Let’s aim for more trade of green goods

The transition to a low-carbon economy will only be possible if green goods and technologies – everything from septic tanks and catalytic converters for vehicles to biofuels and mercury-free batteries – are developed, deployed and diffused at an unprecedented pace. In this respect, the trend is quite positive. Green goods as a share of total global exports have grown by around +5pps between 2000 and 2022.

Europe is clearly taking the lead in green goods trade. Germany alone surpasses the US in green exports while the US has become the strongest importer of green goods and technologies besides the EU27 taken as a whole. In fact, 19 out of the 27 EU economies have maintained or even grown their comparative advantage in low-carbon economies. In 2022, green goods represented around 15% of Germany’s total exports. Between 2000 and 2022, the country has also seen the largest increase in exports of environmental goods as a share of GDP (+6.9pps), followed by South Korea and China.

By focusing on the production and export of environmental goods, Europe can tap even further into growing global markets for clean technologies. This can drive economic growth and further investments for the green transition. Removing tariffs on such goods could make a big difference. Barriers to trade in environmental products are still significant, with tariffs at a high 5.4% compared to 8.6% for all goods. Reducing the cost of importing green goods would make them more affordable and accessible to consumers and businesses alike, as well as stimulating competition among producers, driving innovation domestically and globally. We estimate that removing tariffs on green goods could boost exports volumes by over +10% per year, which amounts to about USD184bn.

Greening trade is also about greening our economies

To make trade greener, we must pull on 5 key levers: first, leading economies should re-engage in promoting and facilitating green trade to help increase the supply and lower the price of green technologies. Second, all stakeholders need to agree on what counts as a green product. Third, governments should give clear guidelines and standards for sustainable production and consumption through appropriate labelling and public price subsidies. Fourth, customs duties for green products need to be reduced further or even removed to make them more affordable for consumers. Finally, governments need to redirect excess savings towards financing companies that produce a green product, while implementing additional tax breaks for those businesses.

But we also need to ramp up our efforts toward greening all industries to reduce the carbon footprint of all manufactured goods that are traded globally. In this regard, businesses will need public support and incentives in various areas.
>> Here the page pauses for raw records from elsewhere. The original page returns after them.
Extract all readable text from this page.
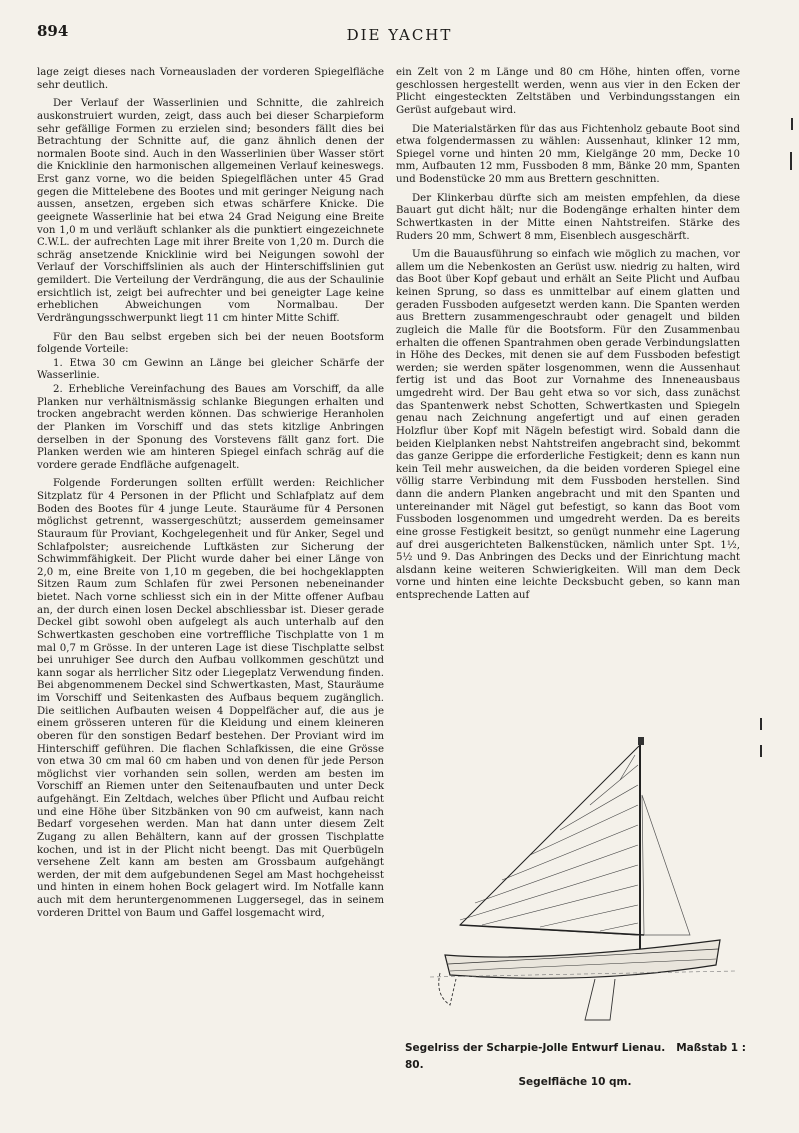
894	DIE YACHT

lage zeigt dieses nach Vorneausladen der vorderen Spiegelfläche sehr deutlich.

Der Verlauf der Wasserlinien und Schnitte, die zahlreich auskonstruiert wurden, zeigt, dass auch bei dieser Scharpieform sehr gefällige Formen zu erzielen sind; besonders fällt dies bei Betrachtung der Schnitte auf, die ganz ähnlich denen der normalen Boote sind. Auch in den Wasserlinien über Wasser stört die Knicklinie den harmonischen allgemeinen Verlauf keineswegs. Erst ganz vorne, wo die beiden Spiegelflächen unter 45 Grad gegen die Mittelebene des Bootes und mit geringer Neigung nach aussen, ansetzen, ergeben sich etwas schärfere Knicke. Die geeignete Wasserlinie hat bei etwa 24 Grad Neigung eine Breite von 1,0 m und verläuft schlanker als die punktiert eingezeichnete C.W.L. der aufrechten Lage mit ihrer Breite von 1,20 m. Durch die schräg ansetzende Knicklinie wird bei Neigungen sowohl der Verlauf der Vorschiffslinien als auch der Hinterschiffslinien gut gemildert. Die Verteilung der Verdrängung, die aus der Schaulinie ersichtlich ist, zeigt bei aufrechter und bei geneigter Lage keine erheblichen Abweichungen vom Normalbau. Der Verdrängungsschwerpunkt liegt 11 cm hinter Mitte Schiff.

Für den Bau selbst ergeben sich bei der neuen Bootsform folgende Vorteile:

1. Etwa 30 cm Gewinn an Länge bei gleicher Schärfe der Wasserlinie.

2. Erhebliche Vereinfachung des Baues am Vorschiff, da alle Planken nur verhältnismässig schlanke Biegungen erhalten und trocken angebracht werden können. Das schwierige Heranholen der Planken im Vorschiff und das stets kitzlige Anbringen derselben in der Sponung des Vorstevens fällt ganz fort. Die Planken werden wie am hinteren Spiegel einfach schräg auf die vordere gerade Endfläche aufgenagelt.

Folgende Forderungen sollten erfüllt werden: Reichlicher Sitzplatz für 4 Personen in der Pflicht und Schlafplatz auf dem Boden des Bootes für 4 junge Leute. Stauräume für 4 Personen möglichst getrennt, wassergeschützt; ausserdem gemeinsamer Stauraum für Proviant, Kochgelegenheit und für Anker, Segel und Schlafpolster; ausreichende Luftkästen zur Sicherung der Schwimmfähigkeit. Der Plicht wurde daher bei einer Länge von 2,0 m, eine Breite von 1,10 m gegeben, die bei hochgeklappten Sitzen Raum zum Schlafen für zwei Personen nebeneinander bietet. Nach vorne schliesst sich ein in der Mitte offener Aufbau an, der durch einen losen Deckel abschliessbar ist. Dieser gerade Deckel gibt sowohl oben aufgelegt als auch unterhalb auf den Schwertkasten geschoben eine vortreffliche Tischplatte von 1 m mal 0,7 m Grösse. In der unteren Lage ist diese Tischplatte selbst bei unruhiger See durch den Aufbau vollkommen geschützt und kann sogar als herrlicher Sitz oder Liegeplatz Verwendung finden. Bei abgenommenem Deckel sind Schwertkasten, Mast, Stauräume im Vorschiff und Seitenkasten des Aufbaus bequem zugänglich. Die seitlichen Aufbauten weisen 4 Doppelfächer auf, die aus je einem grösseren unteren für die Kleidung und einem kleineren oberen für den sonstigen Bedarf bestehen. Der Proviant wird im Hinterschiff geführen. Die flachen Schlafkissen, die eine Grösse von etwa 30 cm mal 60 cm haben und von denen für jede Person möglichst vier vorhanden sein sollen, werden am besten im Vorschiff an Riemen unter den Seitenaufbauten und unter Deck aufgehängt. Ein Zeltdach, welches über Pflicht und Aufbau reicht und eine Höhe über Sitzbänken von 90 cm aufweist, kann nach Bedarf vorgesehen werden. Man hat dann unter diesem Zelt Zugang zu allen Behältern, kann auf der grossen Tischplatte kochen, und ist in der Plicht nicht beengt. Das mit Querbügeln versehene Zelt kann am besten am Grossbaum aufgehängt werden, der mit dem aufgebundenen Segel am Mast hochgeheisst und hinten in einem hohen Bock gelagert wird. Im Notfalle kann auch mit dem heruntergenommenen Luggersegel, das in seinem vorderen Drittel von Baum und Gaffel losgemacht wird,

ein Zelt von 2 m Länge und 80 cm Höhe, hinten offen, vorne geschlossen hergestellt werden, wenn aus vier in den Ecken der Plicht eingesteckten Zeltstäben und Verbindungsstangen ein Gerüst aufgebaut wird.

Die Materialstärken für das aus Fichtenholz gebaute Boot sind etwa folgendermassen zu wählen: Aussenhaut, klinker 12 mm, Spiegel vorne und hinten 20 mm, Kielgänge 20 mm, Decke 10 mm, Aufbauten 12 mm, Fussboden 8 mm, Bänke 20 mm, Spanten und Bodenstücke 20 mm aus Brettern geschnitten.

Der Klinkerbau dürfte sich am meisten empfehlen, da diese Bauart gut dicht hält; nur die Bodengänge erhalten hinter dem Schwertkasten in der Mitte einen Nahtstreifen. Stärke des Ruders 20 mm, Schwert 8 mm, Eisenblech ausgeschärft.

Um die Bauausführung so einfach wie möglich zu machen, vor allem um die Nebenkosten an Gerüst usw. niedrig zu halten, wird das Boot über Kopf gebaut und erhält an Seite Plicht und Aufbau keinen Sprung, so dass es unmittelbar auf einem glatten und geraden Fussboden aufgesetzt werden kann. Die Spanten werden aus Brettern zusammengeschraubt oder genagelt und bilden zugleich die Malle für die Bootsform. Für den Zusammenbau erhalten die offenen Spantrahmen oben gerade Verbindungslatten in Höhe des Deckes, mit denen sie auf dem Fussboden befestigt werden; sie werden später losgenommen, wenn die Aussenhaut fertig ist und das Boot zur Vornahme des Inneneausbaus umgedreht wird. Der Bau geht etwa so vor sich, dass zunächst das Spantenwerk nebst Schotten, Schwertkasten und Spiegeln genau nach Zeichnung angefertigt und auf einen geraden Holzflur über Kopf mit Nägeln befestigt wird. Sobald dann die beiden Kielplanken nebst Nahtstreifen angebracht sind, bekommt das ganze Gerippe die erforderliche Festigkeit; denn es kann nun kein Teil mehr ausweichen, da die beiden vorderen Spiegel eine völlig starre Verbindung mit dem Fussboden herstellen. Sind dann die andern Planken angebracht und mit den Spanten und untereinander mit Nägel gut befestigt, so kann das Boot vom Fussboden losgenommen und umgedreht werden. Da es bereits eine grosse Festigkeit besitzt, so genügt nunmehr eine Lagerung auf drei ausgerichteten Balkenstücken, nämlich unter Spt. 1½, 5½ und 9. Das Anbringen des Decks und der Einrichtung macht alsdann keine weiteren Schwierigkeiten. Will man dem Deck vorne und hinten eine leichte Decksbucht geben, so kann man entsprechende Latten auf

Segelriss der Scharpie-Jolle Entwurf Lienau. Maßstab 1 : 80.
Segelfläche 10 qm.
On borrowing and reduced investment uncertainties through tools like contracts of difference; making eco-friendly investments profitable and scalable through subsidies; addressing climate-related challenges through innovative unemployment schemes; transitioning to sustainable and secure supply chains through holistic risk management and advancing a true circular economy by introducing quotas to offset cost concerns.

Greening trade is no longer an option and we must use all available technologies and policy options to do so. Over the last couple of decades global trade has been a great driver of development and poverty reduction[3]; it is our duty to support firms and push policy makers towards now making it more sustainable.